City First argued, both in a motion to throw out the verdict and on appeal, that the secret settlement tainted the trial and that a new trial should have been held.

There is no dispute that courts do not like secret settlements. In both Washington and Oregon, however, they are generally legal. (In many states, they aren’t.)

In Oregon, government bodies aren’t allowed to make a secret settlement. Otherwise, if a party asks whether anyone else in the case has settled, the settlement has to be disclosed. Failure to disclose is treated as a violation of the pretrial discovery rules, which essentially means that only in cases of serious harm or intentional concealment will the court impose a serious sanction.

The Collings case raised the question, in Washington, of what happens when a secret settlement is discovered after trial. The court ruled that if the other parties’ ability to present their case was seriously harmed, the results of the trial could be thrown out. Because, however, everyone agreed at trial not to prepare a transcript of the closing arguments, and City First didn’t move to add a statement of what happened in closing argument to the record, the appellate court decided that it didn’t have enough to work with to decide whether City First was harmed. The ruling in favor of the Collingses was upheld.

One of the appellate judges disagreed, arguing that the jury instructions implied that Mullen was still in the case and that some of Mullen’s testimony hurt City First.

(The appellate court also ruled that there was enough evidence to hold City First responsible for Loveless’s and Mullen’s wrongdoing. This was important because Loveless had filed for bankruptcy.)

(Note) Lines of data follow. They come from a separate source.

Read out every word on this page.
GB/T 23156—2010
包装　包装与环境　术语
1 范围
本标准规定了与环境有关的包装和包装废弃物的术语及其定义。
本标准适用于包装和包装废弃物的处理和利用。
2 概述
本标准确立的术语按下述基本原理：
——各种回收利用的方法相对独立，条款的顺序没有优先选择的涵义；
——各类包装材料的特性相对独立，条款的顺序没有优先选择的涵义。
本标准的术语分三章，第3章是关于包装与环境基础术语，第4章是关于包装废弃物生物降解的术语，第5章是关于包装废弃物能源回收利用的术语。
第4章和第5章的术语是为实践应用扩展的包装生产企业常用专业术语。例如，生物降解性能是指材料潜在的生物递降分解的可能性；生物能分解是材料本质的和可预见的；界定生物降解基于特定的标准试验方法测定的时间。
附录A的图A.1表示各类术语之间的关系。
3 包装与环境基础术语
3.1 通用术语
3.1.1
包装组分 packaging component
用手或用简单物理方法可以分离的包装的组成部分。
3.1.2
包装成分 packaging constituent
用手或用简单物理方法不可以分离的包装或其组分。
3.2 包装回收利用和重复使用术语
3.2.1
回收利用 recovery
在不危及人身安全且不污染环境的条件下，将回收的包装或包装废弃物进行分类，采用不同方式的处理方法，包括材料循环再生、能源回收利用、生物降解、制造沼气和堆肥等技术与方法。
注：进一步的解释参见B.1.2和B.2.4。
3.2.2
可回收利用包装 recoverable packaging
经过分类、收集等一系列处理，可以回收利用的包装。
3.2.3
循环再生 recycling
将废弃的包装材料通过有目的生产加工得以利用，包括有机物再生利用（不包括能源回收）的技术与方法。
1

Should U.S. Bank Have Known There was Something Wrong?

 The next major question raised on appeal was by U.S. Bank. After ruling that the Collingses had the right to challenge the sale of Loveless’s mortgage to U.S. Bank because they had better title than Loveless, the real issue was whether U.S. Bank was an innocent buyer. If it was, it could argue that it should be allowed to get the benefit of its purchase.

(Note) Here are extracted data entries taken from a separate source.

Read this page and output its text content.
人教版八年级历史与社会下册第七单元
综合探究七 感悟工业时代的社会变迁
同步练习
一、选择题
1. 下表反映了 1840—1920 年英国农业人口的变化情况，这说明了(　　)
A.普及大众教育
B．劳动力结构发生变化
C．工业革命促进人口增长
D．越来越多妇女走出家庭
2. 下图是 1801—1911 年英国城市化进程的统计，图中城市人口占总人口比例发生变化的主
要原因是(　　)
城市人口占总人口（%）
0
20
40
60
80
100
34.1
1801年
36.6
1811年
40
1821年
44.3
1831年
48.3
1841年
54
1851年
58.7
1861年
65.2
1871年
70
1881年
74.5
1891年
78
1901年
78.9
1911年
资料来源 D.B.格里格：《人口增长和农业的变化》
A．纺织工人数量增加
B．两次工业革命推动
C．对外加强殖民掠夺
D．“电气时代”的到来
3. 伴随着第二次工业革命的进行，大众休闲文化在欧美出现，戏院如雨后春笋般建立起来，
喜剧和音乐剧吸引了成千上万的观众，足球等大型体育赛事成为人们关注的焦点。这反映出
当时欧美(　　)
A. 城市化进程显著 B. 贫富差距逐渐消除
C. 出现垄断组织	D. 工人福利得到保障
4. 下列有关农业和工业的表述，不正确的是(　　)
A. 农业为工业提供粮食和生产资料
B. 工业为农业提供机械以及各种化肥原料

Both Oregon and Washington require an innocent buyer to make a valuable payment for its interest, which wasn’t disputed. They also require the buyer neither to know or to have any notice that would lead it to know of a conflicting claim. That’s where U.S. Bank’s argument failed.

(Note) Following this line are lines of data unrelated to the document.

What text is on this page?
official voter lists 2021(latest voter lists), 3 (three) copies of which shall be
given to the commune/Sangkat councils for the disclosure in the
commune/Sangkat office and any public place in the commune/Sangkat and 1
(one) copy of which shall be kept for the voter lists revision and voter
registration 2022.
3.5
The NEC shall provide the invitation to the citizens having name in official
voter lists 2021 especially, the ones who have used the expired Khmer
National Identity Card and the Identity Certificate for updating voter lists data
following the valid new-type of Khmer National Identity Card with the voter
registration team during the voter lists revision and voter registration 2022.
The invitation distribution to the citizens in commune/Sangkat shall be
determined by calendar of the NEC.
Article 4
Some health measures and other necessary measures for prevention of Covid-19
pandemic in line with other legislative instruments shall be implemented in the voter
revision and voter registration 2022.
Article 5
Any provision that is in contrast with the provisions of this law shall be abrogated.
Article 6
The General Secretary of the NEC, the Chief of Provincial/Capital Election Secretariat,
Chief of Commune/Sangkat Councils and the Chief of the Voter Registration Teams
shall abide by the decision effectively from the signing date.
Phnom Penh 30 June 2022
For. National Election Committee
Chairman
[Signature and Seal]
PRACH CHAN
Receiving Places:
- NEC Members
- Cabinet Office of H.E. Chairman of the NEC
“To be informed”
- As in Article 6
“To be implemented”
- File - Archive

U.S. Bank had bought the refinanced loan and home equity line of credit from GMAC as part of a securitized loan package (the kind of deals that eventually led to the “toxic asset” crisis beginning in 2008). As part of the deal, it agreed to maintain database of loan records, and GMAC had a copy of Loveless’s original loan and mortgage. These documents referred to the agreement to lease the house back to the Collingses, with the right to buy the house back in 2009. They also included an agreement by Loveless not to take out a home equity line of credit. Based on that, the court ruled that U.S. Bank should have known what it was getting into.

Lessons Learned

 Disclosing settlements is often a safer approach to a case, but it might hurt claims against other defendants. There are also some laws in Oregon and Washington that may call for separating out the percentage of fault of a settled defendant from a damage award, so it’s not always a good idea to settle in the first place unless everyone settles. In general, if you have a claim against more than one defendant, talk to your lawyer about settlement strategy.

Also, if you manage to find yourself a deal like the Collingses, it’s a good idea to do what you can to protect yourself against shenanigans like Loveless pulled. The lease the Collingses entered into could have been recorded, which would have immediately notified any lender of the risks of refinancing. Checking the title from time to time also might be a good idea. The best defense, of course, is to investigate before you sign.